In the description of the present invention, it is to be understood that the terms "upper", "lower", "front", "rear", "left", "right", "vertical", "horizontal", "top", "bottom", "inner", "outer", "axial", "radial", "circumferential", and the like, indicate orientations or positional relationships based on those shown in the drawings, and are merely for convenience of description and simplicity of description, and do not indicate or imply that the device or element being referred to must have a particular orientation, be constructed and operated in a particular orientation, and thus, should not be construed as limiting the present invention. In the description of the present invention, "the first feature" and "the second feature" may include one or more of the features, and "a plurality" means two or more.

An ice bladder assembly 100 of a water dispenser and a water dispenser according to an embodiment of the present invention will be described with reference to the accompanying drawings.

Referring to fig. 1, an ice liner assembly 100 of a water dispenser according to an embodiment of the present invention may include: the ice container comprises an ice container body 10, a refrigerating part 20, a water inlet pipe 30 and a water outlet pipe 40.

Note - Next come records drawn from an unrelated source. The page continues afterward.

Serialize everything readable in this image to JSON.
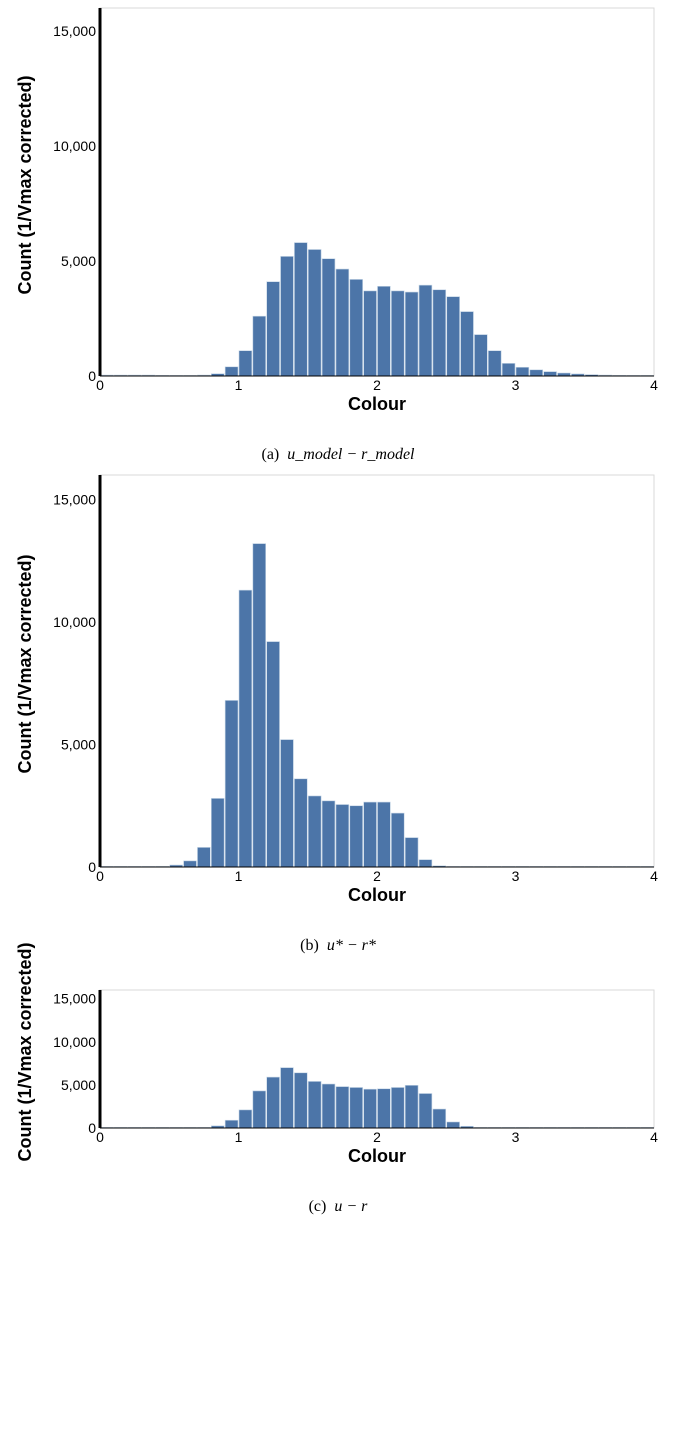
{
  "chart_data": [
    {
      "type": "bar",
      "xlabel": "Colour",
      "ylabel": "Count (1/Vmax corrected)",
      "caption": {
        "prefix": "(a)",
        "math": "u_model − r_model"
      },
      "xlim": [
        0,
        4
      ],
      "ylim": [
        0,
        16000
      ],
      "xticks": [
        "0",
        "1",
        "2",
        "3",
        "4"
      ],
      "yticks": [
        "0",
        "5,000",
        "10,000",
        "15,000"
      ],
      "bin_width": 0.1,
      "bin_starts": [
        0.0,
        0.1,
        0.2,
        0.3,
        0.4,
        0.5,
        0.6,
        0.7,
        0.8,
        0.9,
        1.0,
        1.1,
        1.2,
        1.3,
        1.4,
        1.5,
        1.6,
        1.7,
        1.8,
        1.9,
        2.0,
        2.1,
        2.2,
        2.3,
        2.4,
        2.5,
        2.6,
        2.7,
        2.8,
        2.9,
        3.0,
        3.1,
        3.2,
        3.3,
        3.4,
        3.5,
        3.6,
        3.7,
        3.8,
        3.9
      ],
      "values": [
        40,
        40,
        40,
        40,
        30,
        20,
        15,
        40,
        100,
        400,
        1100,
        2600,
        4100,
        5200,
        5800,
        5500,
        5100,
        4650,
        4200,
        3700,
        3900,
        3700,
        3650,
        3950,
        3750,
        3450,
        2800,
        1800,
        1100,
        550,
        380,
        270,
        190,
        130,
        90,
        60,
        40,
        30,
        20,
        10
      ]
    },
    {
      "type": "bar",
      "xlabel": "Colour",
      "ylabel": "Count (1/Vmax corrected)",
      "caption": {
        "prefix": "(b)",
        "math": "u* − r*"
      },
      "xlim": [
        0,
        4
      ],
      "ylim": [
        0,
        16000
      ],
      "xticks": [
        "0",
        "1",
        "2",
        "3",
        "4"
      ],
      "yticks": [
        "0",
        "5,000",
        "10,000",
        "15,000"
      ],
      "bin_width": 0.1,
      "bin_starts": [
        0.0,
        0.1,
        0.2,
        0.3,
        0.4,
        0.5,
        0.6,
        0.7,
        0.8,
        0.9,
        1.0,
        1.1,
        1.2,
        1.3,
        1.4,
        1.5,
        1.6,
        1.7,
        1.8,
        1.9,
        2.0,
        2.1,
        2.2,
        2.3,
        2.4,
        2.5,
        2.6,
        2.7,
        2.8,
        2.9,
        3.0,
        3.1,
        3.2,
        3.3,
        3.4,
        3.5,
        3.6,
        3.7,
        3.8,
        3.9
      ],
      "values": [
        20,
        20,
        20,
        20,
        30,
        80,
        250,
        800,
        2800,
        6800,
        11300,
        13200,
        9200,
        5200,
        3600,
        2900,
        2700,
        2550,
        2500,
        2650,
        2650,
        2200,
        1200,
        300,
        50,
        20,
        15,
        10,
        10,
        10,
        10,
        10,
        10,
        10,
        10,
        10,
        10,
        10,
        10,
        10
      ]
    },
    {
      "type": "bar",
      "xlabel": "Colour",
      "ylabel": "Count (1/Vmax corrected)",
      "caption": {
        "prefix": "(c)",
        "math": "u − r"
      },
      "xlim": [
        0,
        4
      ],
      "ylim": [
        0,
        16000
      ],
      "xticks": [
        "0",
        "1",
        "2",
        "3",
        "4"
      ],
      "yticks": [
        "0",
        "5,000",
        "10,000",
        "15,000"
      ],
      "bin_width": 0.1,
      "bin_starts": [
        0.0,
        0.1,
        0.2,
        0.3,
        0.4,
        0.5,
        0.6,
        0.7,
        0.8,
        0.9,
        1.0,
        1.1,
        1.2,
        1.3,
        1.4,
        1.5,
        1.6,
        1.7,
        1.8,
        1.9,
        2.0,
        2.1,
        2.2,
        2.3,
        2.4,
        2.5,
        2.6,
        2.7,
        2.8,
        2.9,
        3.0,
        3.1,
        3.2,
        3.3,
        3.4,
        3.5,
        3.6,
        3.7,
        3.8,
        3.9
      ],
      "values": [
        10,
        10,
        10,
        10,
        10,
        10,
        10,
        50,
        250,
        900,
        2100,
        4300,
        5900,
        7000,
        6400,
        5400,
        5100,
        4800,
        4700,
        4500,
        4550,
        4700,
        4950,
        4000,
        2200,
        700,
        200,
        50,
        20,
        10,
        10,
        10,
        10,
        10,
        10,
        10,
        10,
        10,
        10,
        10
      ]
    }
  ],
  "colors": {
    "bar_fill": "#4c75a8",
    "bar_cap": "#c6d6e6",
    "axis": "#000000",
    "frame": "#d9d9d9"
  }
}
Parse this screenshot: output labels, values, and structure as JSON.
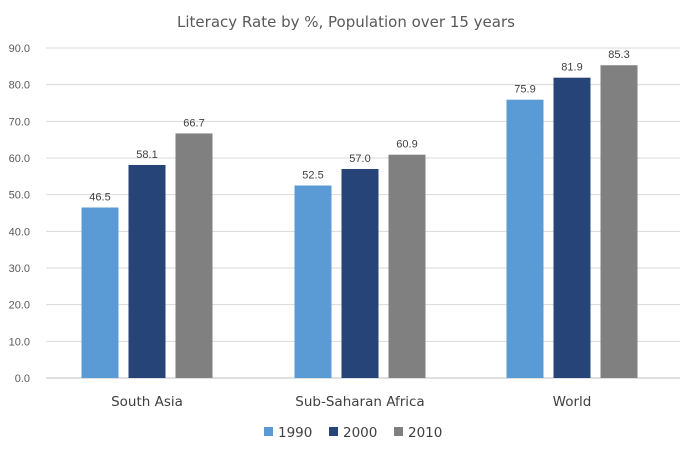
{
  "chart_data": {
    "type": "bar",
    "title": "Literacy Rate by %, Population over 15 years",
    "categories": [
      "South Asia",
      "Sub-Saharan Africa",
      "World"
    ],
    "series": [
      {
        "name": "1990",
        "color": "#5B9BD5",
        "values": [
          46.5,
          52.5,
          75.9
        ],
        "labels": [
          "46.5",
          "52.5",
          "75.9"
        ]
      },
      {
        "name": "2000",
        "color": "#264478",
        "values": [
          58.1,
          57.0,
          81.9
        ],
        "labels": [
          "58.1",
          "57.0",
          "81.9"
        ]
      },
      {
        "name": "2010",
        "color": "#808080",
        "values": [
          66.7,
          60.9,
          85.3
        ],
        "labels": [
          "66.7",
          "60.9",
          "85.3"
        ]
      }
    ],
    "yticks": [
      "0.0",
      "10.0",
      "20.0",
      "30.0",
      "40.0",
      "50.0",
      "60.0",
      "70.0",
      "80.0",
      "90.0"
    ],
    "ylim": [
      0,
      90
    ],
    "grid": true,
    "legend_position": "bottom",
    "xlabel": "",
    "ylabel": ""
  }
}
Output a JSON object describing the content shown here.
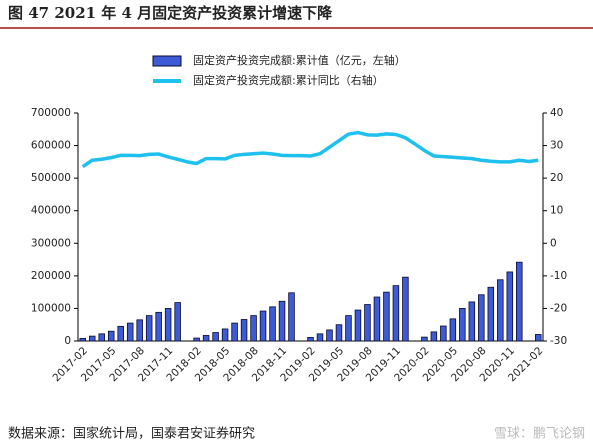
{
  "chart_data": {
    "type": "bar_line",
    "title": "图 47   2021 年 4 月固定资产投资累计增速下降",
    "source": "数据来源：国家统计局，国泰君安证券研究",
    "watermark": "雪球：鹏飞论钢",
    "categories": [
      "2017-02",
      null,
      null,
      "2017-05",
      null,
      null,
      "2017-08",
      null,
      null,
      "2017-11",
      null,
      null,
      "2018-02",
      null,
      null,
      "2018-05",
      null,
      null,
      "2018-08",
      null,
      null,
      "2018-11",
      null,
      null,
      "2019-02",
      null,
      null,
      "2019-05",
      null,
      null,
      "2019-08",
      null,
      null,
      "2019-11",
      null,
      null,
      "2020-02",
      null,
      null,
      "2020-05",
      null,
      null,
      "2020-08",
      null,
      null,
      "2020-11",
      null,
      null,
      "2021-02"
    ],
    "series": [
      {
        "name": "固定资产投资完成额:累计值（亿元，左轴）",
        "type": "bar",
        "color": "#3d5bd6",
        "axis": "y",
        "values": [
          8000,
          15000,
          22000,
          30000,
          45000,
          55000,
          65000,
          78000,
          88000,
          100000,
          118000,
          null,
          9000,
          17000,
          26000,
          37000,
          55000,
          66000,
          78000,
          92000,
          105000,
          122000,
          148000,
          null,
          11000,
          22000,
          34000,
          50000,
          78000,
          95000,
          112000,
          135000,
          150000,
          170000,
          196000,
          null,
          12000,
          28000,
          46000,
          68000,
          100000,
          120000,
          142000,
          165000,
          188000,
          212000,
          242000,
          null,
          20000
        ]
      },
      {
        "name": "固定资产投资完成额:累计同比（右轴）",
        "type": "line",
        "color": "#1ec0ee",
        "axis": "y2",
        "values": [
          23.5,
          25.5,
          25.8,
          26.3,
          27,
          27,
          26.9,
          27.3,
          27.4,
          26.5,
          25.8,
          25,
          24.5,
          26,
          26,
          25.9,
          27,
          27.3,
          27.5,
          27.7,
          27.4,
          27,
          26.9,
          26.9,
          26.8,
          27.5,
          29.5,
          31.5,
          33.5,
          34,
          33.3,
          33.2,
          33.6,
          33.4,
          32.4,
          30.5,
          28.5,
          26.8,
          26.6,
          26.4,
          26.2,
          26,
          25.5,
          25.2,
          25,
          25,
          25.5,
          25.1,
          25.5
        ]
      }
    ],
    "ylim": [
      0,
      700000
    ],
    "yticks": [
      0,
      100000,
      200000,
      300000,
      400000,
      500000,
      600000,
      700000
    ],
    "y2lim": [
      -30,
      40
    ],
    "y2ticks": [
      -30,
      -20,
      -10,
      0,
      10,
      20,
      30,
      40
    ]
  }
}
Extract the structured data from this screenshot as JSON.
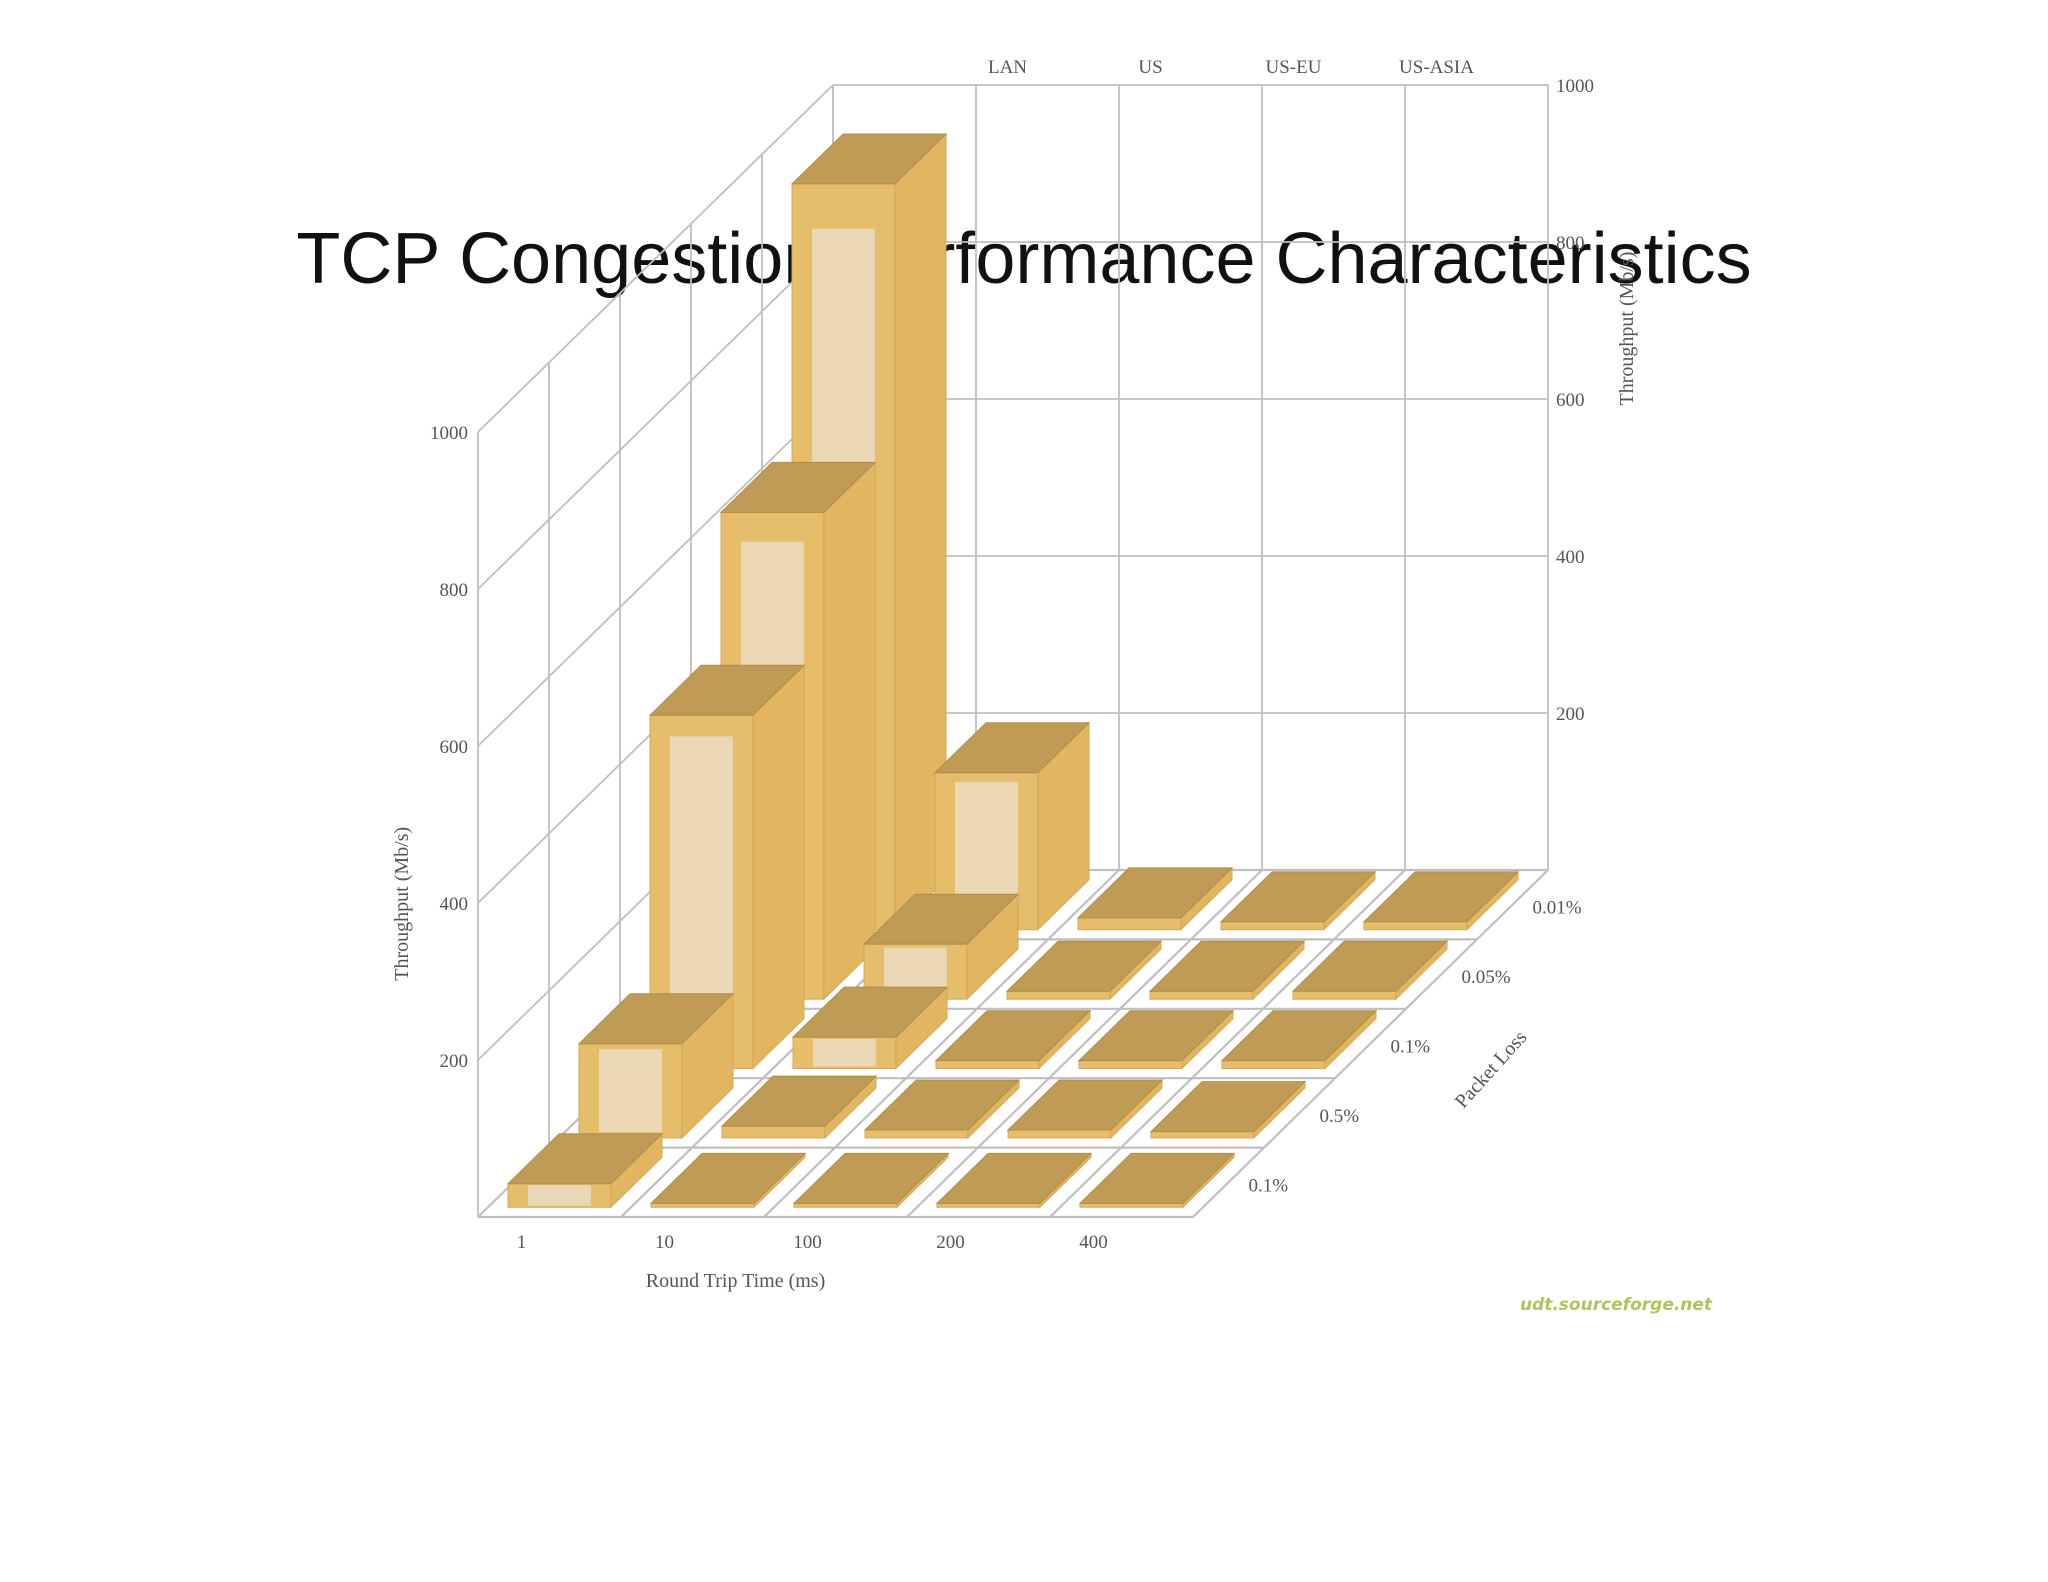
{
  "slide": {
    "title": "TCP Congestion Performance Characteristics"
  },
  "chart_data": {
    "type": "bar3d",
    "x_axis": {
      "label": "Round Trip Time (ms)",
      "categories": [
        "1",
        "10",
        "100",
        "200",
        "400"
      ]
    },
    "depth_axis": {
      "label": "Packet Loss",
      "categories": [
        "0.1%",
        "0.5%",
        "0.1%",
        "0.05%",
        "0.01%"
      ]
    },
    "back_labels": [
      "LAN",
      "US",
      "US-EU",
      "US-ASIA"
    ],
    "y_axis": {
      "label": "Throughput (Mb/s)",
      "ticks": [
        "200",
        "400",
        "600",
        "800",
        "1000"
      ],
      "ylim": [
        0,
        1000
      ]
    },
    "values": [
      [
        30,
        5,
        5,
        5,
        5
      ],
      [
        120,
        15,
        10,
        10,
        8
      ],
      [
        450,
        40,
        10,
        10,
        10
      ],
      [
        620,
        70,
        10,
        10,
        10
      ],
      [
        950,
        200,
        15,
        10,
        10
      ]
    ],
    "colors": {
      "bar_front": "#ead7b6",
      "bar_edge": "#e6bd6a",
      "bar_top": "#bf9b55",
      "bar_side": "#e2b661",
      "grid": "#bfbfbf"
    },
    "watermark": "udt.sourceforge.net"
  }
}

Specifically, as shown in fig. 2 and 3, a tank cavity 101 is formed in the ice tank body 10, and the refrigerating member 20 may be configured to exchange heat with liquid in the tank cavity 101, so that the ice tank assembly 100 may refrigerate water. The water inlet pipe 30 is connected to the bottom wall of the ice bladder body 10, and the water inlet pipe 30 has a water inlet pipe inlet 301 and a water inlet pipe outlet 302. Wherein, inlet tube 301 is located the downside of ice courage body 10 to in water structures such as with the water source link to each other, inlet tube export 302 is located the upper portion of courage chamber 101, makes water get into courage chamber 101 by courage chamber 101 upper portion, and the cold water through the heat transfer flows to the lower part of courage chamber 101, prevents that the water in the courage chamber 101 from producing the refrigeration effect that the convection current influences the play water because of the temperature difference.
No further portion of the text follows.